Set in nineteenth century Guiana, a British colony in South America where sugar and coffee plantations flourished, Pursuit's backdrop is a frozen moment in time when a planter, deprived of a conscience, employed a whip and deprivation to control his human chattels. Rising from the ashes of a slave rebellion was the memory of a man who would grow in stature to become a national and international symbol of the perniciousness of human subjugation-a slave named Quamina. Thus, Pursuit, in part, is a tribute to his unsung legacy.
Frederick and Bethel had two differing complexions. He was white and free, while she was black and enslaved. Fate toyed with their lives, although it knew that they were always meant to be together. But providence can be both generous and fickle in its disposition. Would Bethel and Frederick be lovers removed from harm's way? Or, would they be Shakespeare's star-crossed lovers, forbidden to be together until united by death?

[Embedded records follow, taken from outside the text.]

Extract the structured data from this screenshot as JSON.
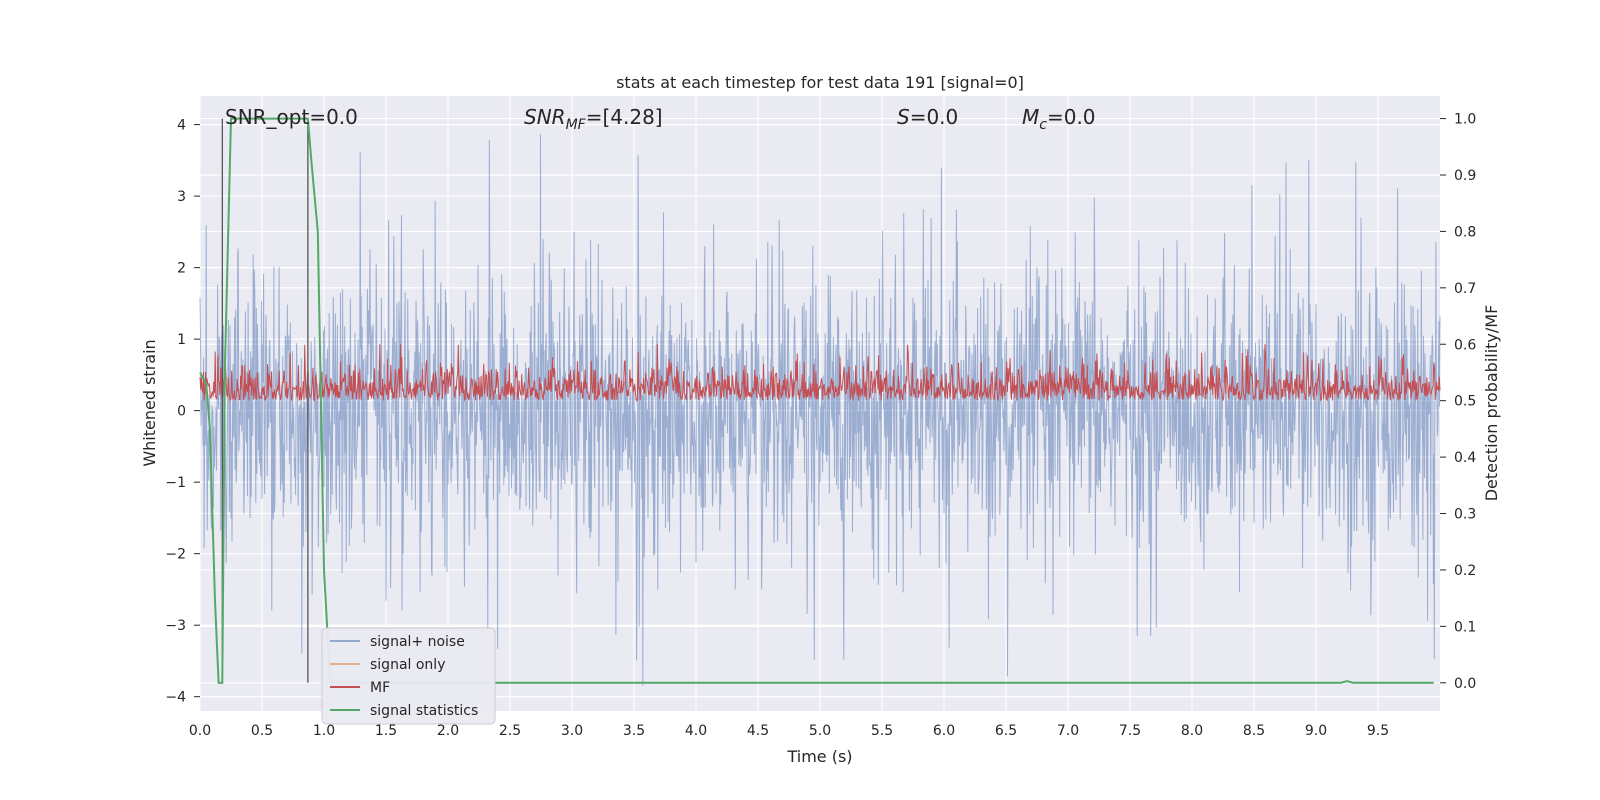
{
  "chart_data": {
    "type": "line",
    "title": "stats at each timestep for test data 191 [signal=0]",
    "xlabel": "Time (s)",
    "ylabel": "Whitened strain",
    "y2label": "Detection probability/MF",
    "xlim": [
      0.0,
      10.0
    ],
    "ylim": [
      -4.2,
      4.4
    ],
    "y2lim": [
      -0.05,
      1.04
    ],
    "x_ticks": [
      "0.0",
      "0.5",
      "1.0",
      "1.5",
      "2.0",
      "2.5",
      "3.0",
      "3.5",
      "4.0",
      "4.5",
      "5.0",
      "5.5",
      "6.0",
      "6.5",
      "7.0",
      "7.5",
      "8.0",
      "8.5",
      "9.0",
      "9.5"
    ],
    "y_ticks": [
      "4",
      "3",
      "2",
      "1",
      "0",
      "−1",
      "−2",
      "−3",
      "−4"
    ],
    "y2_ticks": [
      "1.0",
      "0.9",
      "0.8",
      "0.7",
      "0.6",
      "0.5",
      "0.4",
      "0.3",
      "0.2",
      "0.1",
      "0.0"
    ],
    "grid": true,
    "legend_position": "lower-left",
    "annotations": [
      {
        "key": "snr_opt",
        "label": "SNR_opt=0.0"
      },
      {
        "key": "snr_mf",
        "label": "SNR_MF=[4.28]"
      },
      {
        "key": "s",
        "label": "S=0.0"
      },
      {
        "key": "mc",
        "label": "M_c=0.0"
      }
    ],
    "vertical_lines_x": [
      0.18,
      0.87
    ],
    "series": [
      {
        "name": "signal+ noise",
        "color": "#4c72b0",
        "axis": "left",
        "description": "whitened noise, roughly ±2 with spikes to ±4"
      },
      {
        "name": "signal only",
        "color": "#dd8452",
        "axis": "left",
        "values_note": "zero"
      },
      {
        "name": "MF",
        "color": "#c44e52",
        "axis": "right",
        "range": [
          0.5,
          0.6
        ]
      },
      {
        "name": "signal statistics",
        "color": "#55a868",
        "axis": "right",
        "x": [
          0.0,
          0.05,
          0.08,
          0.1,
          0.12,
          0.15,
          0.18,
          0.2,
          0.25,
          0.3,
          0.5,
          0.7,
          0.87,
          0.9,
          0.95,
          1.0,
          1.05,
          1.5,
          2.0,
          3.0,
          4.0,
          5.0,
          6.0,
          7.0,
          8.0,
          9.0,
          9.2,
          9.25,
          9.3,
          9.5,
          9.95
        ],
        "y": [
          0.55,
          0.53,
          0.45,
          0.3,
          0.15,
          0.0,
          0.0,
          0.55,
          1.0,
          1.0,
          1.0,
          1.0,
          1.0,
          0.92,
          0.8,
          0.2,
          0.0,
          0.0,
          0.0,
          0.0,
          0.0,
          0.0,
          0.0,
          0.0,
          0.0,
          0.0,
          0.0,
          0.003,
          0.0,
          0.0,
          0.0
        ]
      }
    ]
  }
}
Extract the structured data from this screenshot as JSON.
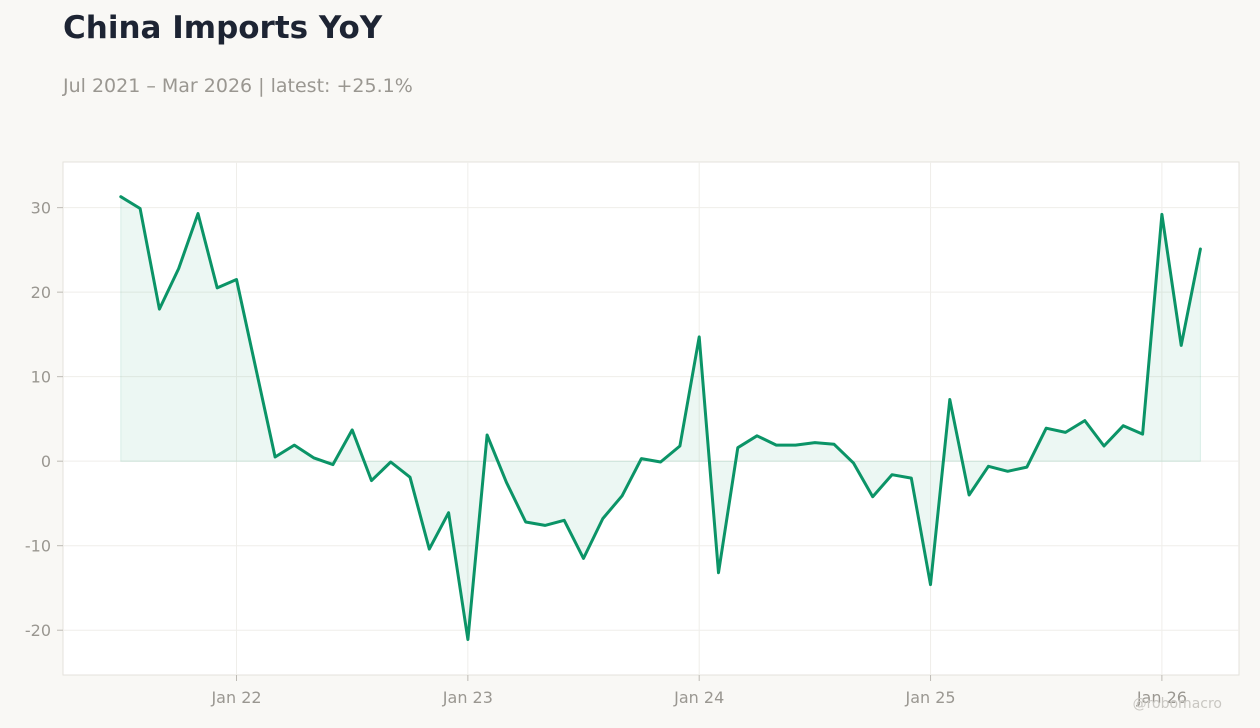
{
  "header": {
    "title": "China Imports YoY",
    "subtitle": "Jul 2021 – Mar 2026 | latest: +25.1%"
  },
  "watermark": "@robomacro",
  "colors": {
    "line": "#0b9467",
    "fill": "#0b9467",
    "background": "#f9f8f5",
    "plot_background": "#ffffff",
    "axis_text": "#9a9791"
  },
  "chart_data": {
    "type": "area",
    "title": "China Imports YoY",
    "subtitle": "Jul 2021 – Mar 2026 | latest: +25.1%",
    "xlabel": "",
    "ylabel": "",
    "ylim": [
      -25.3,
      35.4
    ],
    "grid": true,
    "legend": "none",
    "x_ticks": [
      {
        "label": "Jan 22",
        "date": "2022-01"
      },
      {
        "label": "Jan 23",
        "date": "2023-01"
      },
      {
        "label": "Jan 24",
        "date": "2024-01"
      },
      {
        "label": "Jan 25",
        "date": "2025-01"
      },
      {
        "label": "Jan 26",
        "date": "2026-01"
      }
    ],
    "y_ticks": [
      30,
      20,
      10,
      0,
      -10,
      -20
    ],
    "y_tick_labels": [
      "30",
      "20",
      "10",
      "0",
      "-10",
      "-20"
    ],
    "x_range": [
      "2021-04",
      "2026-05"
    ],
    "series": [
      {
        "dates": [
          "2021-07",
          "2021-08",
          "2021-09",
          "2021-10",
          "2021-11",
          "2021-12",
          "2022-01",
          "2022-03",
          "2022-04",
          "2022-05",
          "2022-06",
          "2022-07",
          "2022-08",
          "2022-09",
          "2022-10",
          "2022-11",
          "2022-12",
          "2023-01",
          "2023-02",
          "2023-03",
          "2023-04",
          "2023-05",
          "2023-06",
          "2023-07",
          "2023-08",
          "2023-09",
          "2023-10",
          "2023-11",
          "2023-12",
          "2024-01",
          "2024-02",
          "2024-03",
          "2024-04",
          "2024-05",
          "2024-06",
          "2024-07",
          "2024-08",
          "2024-09",
          "2024-10",
          "2024-11",
          "2024-12",
          "2025-01",
          "2025-02",
          "2025-03",
          "2025-04",
          "2025-05",
          "2025-06",
          "2025-07",
          "2025-08",
          "2025-09",
          "2025-10",
          "2025-11",
          "2025-12",
          "2026-01",
          "2026-02",
          "2026-03"
        ],
        "values": [
          31.3,
          29.9,
          18.0,
          22.8,
          29.3,
          20.5,
          21.5,
          0.5,
          1.9,
          0.4,
          -0.4,
          3.7,
          -2.3,
          -0.1,
          -1.9,
          -10.4,
          -6.1,
          -21.1,
          3.1,
          -2.5,
          -7.2,
          -7.6,
          -7.0,
          -11.5,
          -6.8,
          -4.1,
          0.3,
          -0.1,
          1.8,
          14.7,
          -13.2,
          1.6,
          3.0,
          1.9,
          1.9,
          2.2,
          2.0,
          -0.2,
          -4.2,
          -1.6,
          -2.0,
          -14.6,
          7.3,
          -4.0,
          -0.6,
          -1.2,
          -0.7,
          3.9,
          3.4,
          4.8,
          1.8,
          4.2,
          3.2,
          29.2,
          13.7,
          25.1
        ]
      }
    ]
  }
}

BRETT STEPHAN BASS is an attorney-at-law who began his professional career specializing in corporate litigation and appellate work. Leaving an active legal practice to become a business entrepreneur, he retired at age 50 to study science, art, literature, religion, and philosophy, to travel the world with his wife, Rosalind, to hone his skills as a photographer, and to write extensively about a variety of life experiences.
He and his wife reside just outside of New York City.